Sekalipun pengaruh budaya Jawa telah “tertanam” di Asia Tenggara daratan, namun secara politis ada usaha untuk melepaskan diri dari pengaruh Jawa. Sebuah upacara sakral dilakukan oleh Jayawarman II dengan cara menobatkan dirinya sebagai “raja gunung” dan penguasa universal di Mahendraparwata (Phnom Kulen). Dengan upacara dasar tersebut ia menjadi seorang penguasa yang universal dan tidak lagi tergantung pada Jawa.


Agama Buddha

Agama Buddha meluas pemeluknya pada abad VII-X Masehi. Pada waktu itu sebuah kerajaan yang kuat dan berpengaruh di Asia Tenggara adalah Sriwijaya. Kerajaan ini selain dikenal sebagai kerajaan maritim, juga dikenal sebagai kerajaan yang andilnya cukup besar dalam perkembangan agama Buddha.

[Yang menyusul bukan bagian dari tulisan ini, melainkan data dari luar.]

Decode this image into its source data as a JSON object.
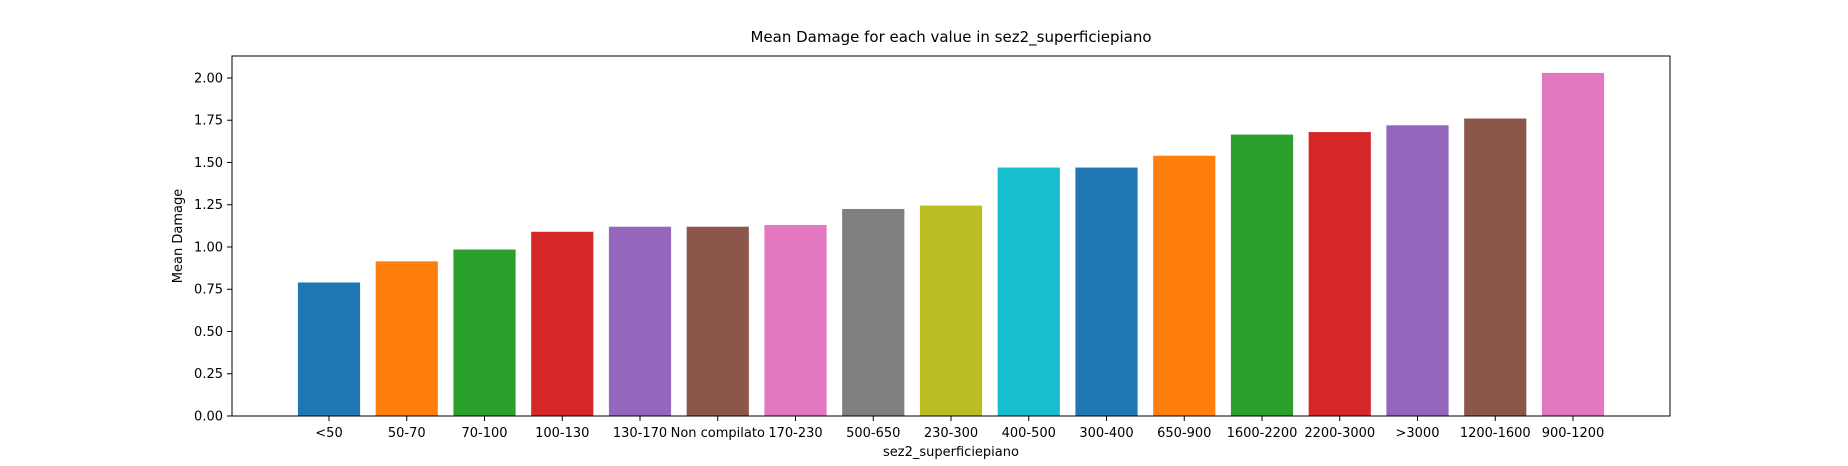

Pendeta Buddha dari berbagai bangsa datang ke Sriwijaya untuk mempelajari tata bahasa Sansekerta sebelum melanjutkan pelajarannya ke Nalanda di India. Bahkan, Atisa—seorang pendeta Buddha dari Tibet—menyempatkan diri untuk memperdalam agama Buddha di Sriwijaya.

Pada sekitar tahun 775 Masehi, Rakai Panamkaran dari Dinasti Sailendra yang dikenal dengan julukan “Pembunuh musuh-musuh yang gagah berani” mendirikan Trisamaya Caitya untuk pemujaan kepada Padmapani, Sakyamuni, dan Wajrapani di Ligor (Thailand Selatan). Pengaruh Sriwijaya di Thailand Selatan cukup kuat, tampak pada gaya seni arca yang ditemukan di kawasan ini. Banyak arca Buddha dan Bodhisattwa yang dikatakan berlanggam Sailendra, Sriwijaya, atau kadang-kadang disebut berlanggam Semenanjung.

Ketika di belahan barat Nusantara berkembang agama Buddha Mahayana (abad VII-IX Masehi), di Asia Tenggara daratan sebagian besar masyarakatnya memeluk agama Hindu aliran Siwa. Agama Buddha mulai berkembang pada sekitar abad XI Masehi. Ketika itu di Burma terdapat Kerajaan Dwarawati dengan rajanya Anoratha. Raja ini memerintahkan pembangunan kompleks pagoda di Pagan untuk agama Buddha Theravada. Di kompleks itu tinggal para biksu dan biksuni.

Di Kerajaan Angkor, ketika diperintah oleh Suryawarman I (1002-1050 Masehi; seorang Pangeran Ligor, Dwarawati), pintu perkembangan agama Buddha Mahayana terbuka lebar. Secara pribadi ia pemeluk agama Siwa yang melanjutkan kultus dewaraja seperti para pendahulunya. Pada masa pemerintahannya agama Buddha berkembang secara luas di Asia Tenggara daratan.

Dalam konteks kekinian, konflik di kawasan tersebut terjadi karena tidak tercapainya saling mengerti dan saling menghargai di antara berbagai kebudayaan.

Berkaca pada kejadian-kejadian sejarah masa lampau, sudah saatnya Deklarasi Borobudur diimplementasikan untuk tujuan perdamaian melalui diplomasi kebudayaan dan kunjungan wisata ziarah agama Buddha dan wisata budaya. Sekaligus membuktikan bahwa Indonesia juga memfasilitasi agama lain yang berdasarkan jumlah penganutnya termasuk minoritas.